When Davinder S. came to America, he arrived without any travel documents or proof of identity. He petitioned for asylum under a different first name, Baljinder, but he abandoned that petition. Eventually, he married a U.S. citizen and became a lawful permanent resident. Years later, he became a U.S. citizen — again under the name Baljinder.
Last year, the Department of Justice filed a denaturalization case against Davinder. It won because he failed to appear in court to contest the case. As a result, he was stripped of his citizenship. His status reverted to that of a permanent resident — but he can now be deported.
When you apply for citizenship, U.S. Citizenship and Immigration Services (USCIS) checks your fingerprints against repositories from the Department of Homeland Security and the FBI. However, those repositories weren’t digitized until recently, so the checks weren’t always complete.
Unfortunately, in 2016 an internal USCIS investigation revealed that incomplete fingerprint checks may have allowed hundreds of people to be granted U.S. citizenship despite having existing deportation orders.
Davinder’s case was part of Operation Janus, an initiative begun by the USCIS in January 2017. The agency has been reviewing citizenship cases where a fingerprint search may have been inaccurate because the digital fingerprint repositories were incomplete.
Davinder was the first to lose his citizenship under Operation Janus, but the USCIS has said it plans to refer at least 1,600 other cases for prosecution. The agency has just announced it is opening a new Los Angeles office for Operation Janus and plans to hire “several dozen lawyers and immigration officers.”
Their goal? To identify people suspected of using false identities to gain green cards and citizenship and to attempt to denaturalize them.
A small misstatement on your immigration paperwork could spell trouble
Becoming a U.S. citizen is supposed to be permanent. The U.S. Supreme Court said in 1967 that there are only two situations in which citizenship ends: when the citizen willingly renounces it or when the government can prove fraud in the application. Last year, the Supreme Court clarified that, in order to threaten a person’s naturalization, the fraud has to have played a direct role in their having been granted naturalization.

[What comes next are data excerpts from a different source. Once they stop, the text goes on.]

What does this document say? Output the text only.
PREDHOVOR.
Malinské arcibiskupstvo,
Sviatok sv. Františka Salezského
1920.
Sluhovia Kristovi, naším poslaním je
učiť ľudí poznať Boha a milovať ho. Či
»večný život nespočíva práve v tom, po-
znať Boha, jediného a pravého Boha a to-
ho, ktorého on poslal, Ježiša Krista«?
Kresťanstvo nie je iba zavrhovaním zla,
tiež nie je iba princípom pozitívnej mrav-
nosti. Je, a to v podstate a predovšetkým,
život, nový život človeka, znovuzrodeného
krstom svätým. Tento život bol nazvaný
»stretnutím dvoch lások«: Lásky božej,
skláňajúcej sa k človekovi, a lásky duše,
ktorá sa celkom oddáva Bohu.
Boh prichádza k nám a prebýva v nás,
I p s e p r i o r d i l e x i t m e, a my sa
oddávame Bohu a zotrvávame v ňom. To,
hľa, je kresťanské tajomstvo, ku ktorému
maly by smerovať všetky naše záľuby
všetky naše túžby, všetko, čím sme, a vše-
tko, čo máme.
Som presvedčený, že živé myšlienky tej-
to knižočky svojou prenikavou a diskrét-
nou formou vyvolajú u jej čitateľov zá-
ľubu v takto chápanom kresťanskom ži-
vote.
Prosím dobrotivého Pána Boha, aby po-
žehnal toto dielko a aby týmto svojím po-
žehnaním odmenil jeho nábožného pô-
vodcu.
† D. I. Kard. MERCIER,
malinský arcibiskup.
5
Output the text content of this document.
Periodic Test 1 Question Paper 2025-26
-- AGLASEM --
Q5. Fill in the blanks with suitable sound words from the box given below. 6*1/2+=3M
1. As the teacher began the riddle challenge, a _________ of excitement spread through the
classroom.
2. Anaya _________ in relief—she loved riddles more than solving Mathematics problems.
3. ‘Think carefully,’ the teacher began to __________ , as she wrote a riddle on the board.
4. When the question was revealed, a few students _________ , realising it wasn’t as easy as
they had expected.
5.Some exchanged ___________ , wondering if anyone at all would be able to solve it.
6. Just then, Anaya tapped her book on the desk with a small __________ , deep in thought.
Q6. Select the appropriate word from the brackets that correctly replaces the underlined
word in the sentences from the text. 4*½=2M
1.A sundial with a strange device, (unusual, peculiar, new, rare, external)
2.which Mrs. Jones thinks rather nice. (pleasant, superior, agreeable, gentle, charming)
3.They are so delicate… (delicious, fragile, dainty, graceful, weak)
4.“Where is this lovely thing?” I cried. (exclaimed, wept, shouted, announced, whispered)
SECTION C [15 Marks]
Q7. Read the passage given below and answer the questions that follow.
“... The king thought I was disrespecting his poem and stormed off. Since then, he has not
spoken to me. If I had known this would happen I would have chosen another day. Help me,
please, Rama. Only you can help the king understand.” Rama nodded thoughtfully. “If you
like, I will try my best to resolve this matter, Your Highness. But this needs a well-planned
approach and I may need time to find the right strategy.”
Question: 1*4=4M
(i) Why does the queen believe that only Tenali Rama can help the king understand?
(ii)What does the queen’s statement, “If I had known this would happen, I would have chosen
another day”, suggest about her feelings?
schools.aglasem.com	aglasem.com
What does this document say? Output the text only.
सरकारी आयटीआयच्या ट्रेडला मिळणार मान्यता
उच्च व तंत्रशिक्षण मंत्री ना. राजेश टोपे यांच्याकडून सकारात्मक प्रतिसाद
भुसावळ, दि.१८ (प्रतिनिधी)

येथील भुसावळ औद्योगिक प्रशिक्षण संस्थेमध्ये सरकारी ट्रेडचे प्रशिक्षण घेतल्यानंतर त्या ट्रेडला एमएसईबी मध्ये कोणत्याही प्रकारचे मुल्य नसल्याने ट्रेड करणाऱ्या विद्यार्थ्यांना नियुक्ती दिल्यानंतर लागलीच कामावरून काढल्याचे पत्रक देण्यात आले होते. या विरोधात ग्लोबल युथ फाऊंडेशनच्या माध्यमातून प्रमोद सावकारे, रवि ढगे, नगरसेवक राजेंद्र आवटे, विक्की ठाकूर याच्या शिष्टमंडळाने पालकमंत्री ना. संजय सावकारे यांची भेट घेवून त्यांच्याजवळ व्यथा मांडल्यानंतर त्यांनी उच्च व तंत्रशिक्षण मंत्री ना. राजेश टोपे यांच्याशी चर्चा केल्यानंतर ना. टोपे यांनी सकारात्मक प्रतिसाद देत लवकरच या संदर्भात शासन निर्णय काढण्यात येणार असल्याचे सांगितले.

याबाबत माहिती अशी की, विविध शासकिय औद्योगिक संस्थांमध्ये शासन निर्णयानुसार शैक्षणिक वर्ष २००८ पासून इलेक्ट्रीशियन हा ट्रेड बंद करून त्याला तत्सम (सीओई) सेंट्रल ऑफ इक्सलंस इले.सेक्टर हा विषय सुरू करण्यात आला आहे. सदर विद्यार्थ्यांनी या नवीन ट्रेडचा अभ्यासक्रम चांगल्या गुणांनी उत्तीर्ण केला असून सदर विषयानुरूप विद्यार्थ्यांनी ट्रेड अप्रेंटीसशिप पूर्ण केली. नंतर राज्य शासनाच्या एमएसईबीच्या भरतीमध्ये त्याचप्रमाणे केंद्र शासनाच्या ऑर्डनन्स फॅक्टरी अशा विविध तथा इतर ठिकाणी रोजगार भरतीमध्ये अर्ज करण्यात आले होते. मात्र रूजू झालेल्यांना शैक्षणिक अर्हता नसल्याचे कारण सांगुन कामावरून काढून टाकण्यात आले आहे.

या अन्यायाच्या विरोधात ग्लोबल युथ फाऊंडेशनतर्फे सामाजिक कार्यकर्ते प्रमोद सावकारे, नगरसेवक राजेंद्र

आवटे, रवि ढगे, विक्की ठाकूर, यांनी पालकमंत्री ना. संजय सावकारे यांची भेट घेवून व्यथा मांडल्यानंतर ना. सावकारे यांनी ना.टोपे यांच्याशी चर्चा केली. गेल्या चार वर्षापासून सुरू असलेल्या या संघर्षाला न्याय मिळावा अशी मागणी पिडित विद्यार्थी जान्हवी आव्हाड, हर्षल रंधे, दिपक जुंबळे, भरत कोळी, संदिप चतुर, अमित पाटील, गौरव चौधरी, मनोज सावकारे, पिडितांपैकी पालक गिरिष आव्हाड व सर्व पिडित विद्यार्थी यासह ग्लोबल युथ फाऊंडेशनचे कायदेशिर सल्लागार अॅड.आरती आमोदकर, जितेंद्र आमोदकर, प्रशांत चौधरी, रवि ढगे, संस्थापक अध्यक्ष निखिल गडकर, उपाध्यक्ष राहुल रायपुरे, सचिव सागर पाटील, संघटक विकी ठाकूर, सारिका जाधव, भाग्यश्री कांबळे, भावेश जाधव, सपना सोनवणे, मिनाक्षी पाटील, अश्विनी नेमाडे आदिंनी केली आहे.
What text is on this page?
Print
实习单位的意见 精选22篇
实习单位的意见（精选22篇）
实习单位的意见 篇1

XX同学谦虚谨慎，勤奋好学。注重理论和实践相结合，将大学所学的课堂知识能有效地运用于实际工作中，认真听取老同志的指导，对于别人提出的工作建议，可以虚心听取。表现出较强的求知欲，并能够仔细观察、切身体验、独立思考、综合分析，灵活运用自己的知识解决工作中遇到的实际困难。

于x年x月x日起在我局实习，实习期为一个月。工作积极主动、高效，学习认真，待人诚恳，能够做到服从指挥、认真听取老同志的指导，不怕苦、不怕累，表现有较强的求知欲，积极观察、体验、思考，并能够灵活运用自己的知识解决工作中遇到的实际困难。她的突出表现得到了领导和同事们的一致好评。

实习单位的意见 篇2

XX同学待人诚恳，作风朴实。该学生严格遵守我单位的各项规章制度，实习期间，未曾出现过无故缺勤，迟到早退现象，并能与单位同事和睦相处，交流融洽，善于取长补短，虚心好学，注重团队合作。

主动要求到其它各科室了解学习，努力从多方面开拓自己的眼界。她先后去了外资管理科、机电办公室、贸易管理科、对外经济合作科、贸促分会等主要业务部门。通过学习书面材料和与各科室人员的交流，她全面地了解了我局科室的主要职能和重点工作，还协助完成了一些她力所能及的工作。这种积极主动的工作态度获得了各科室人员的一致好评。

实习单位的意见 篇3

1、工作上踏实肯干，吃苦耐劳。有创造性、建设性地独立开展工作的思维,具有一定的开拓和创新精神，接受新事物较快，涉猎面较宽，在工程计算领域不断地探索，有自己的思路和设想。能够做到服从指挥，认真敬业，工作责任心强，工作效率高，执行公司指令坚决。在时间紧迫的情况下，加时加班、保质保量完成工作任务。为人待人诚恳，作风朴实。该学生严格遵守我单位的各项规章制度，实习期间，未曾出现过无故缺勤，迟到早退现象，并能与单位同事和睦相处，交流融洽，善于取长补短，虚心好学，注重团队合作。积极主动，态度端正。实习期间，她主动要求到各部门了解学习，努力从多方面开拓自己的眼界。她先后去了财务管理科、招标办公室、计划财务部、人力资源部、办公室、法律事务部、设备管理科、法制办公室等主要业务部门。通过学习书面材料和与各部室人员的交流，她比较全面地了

In other words, it’s not enough for the USCIS to find a falsehood of any kind. In order to denaturalize someone, they have to prove that the government relied directly upon the misstatement when granting the person citizenship.
That said, the administration is ramping up Operation Janus and plans to use digitized fingerprint databases to determine when a naturalized citizen has used a false name on their citizenship application. They may also be looking for evidence of other misstatements made on citizenship applications.
If you are accused of fraud on a citizenship application, call a lawyer
If you are a naturalized citizen, you could be contacted by the USCIS about possible fraud on your citizenship application. If this has happened to you, you may be under a great deal of stress.
Do not panic. Instead, contact an immigration attorney right away. There may be many defenses available to a denaturalization case.
You do need to protect your rights. Davinder S. lost his denaturalization case because he did not defend himself. Don’t make the same mistake.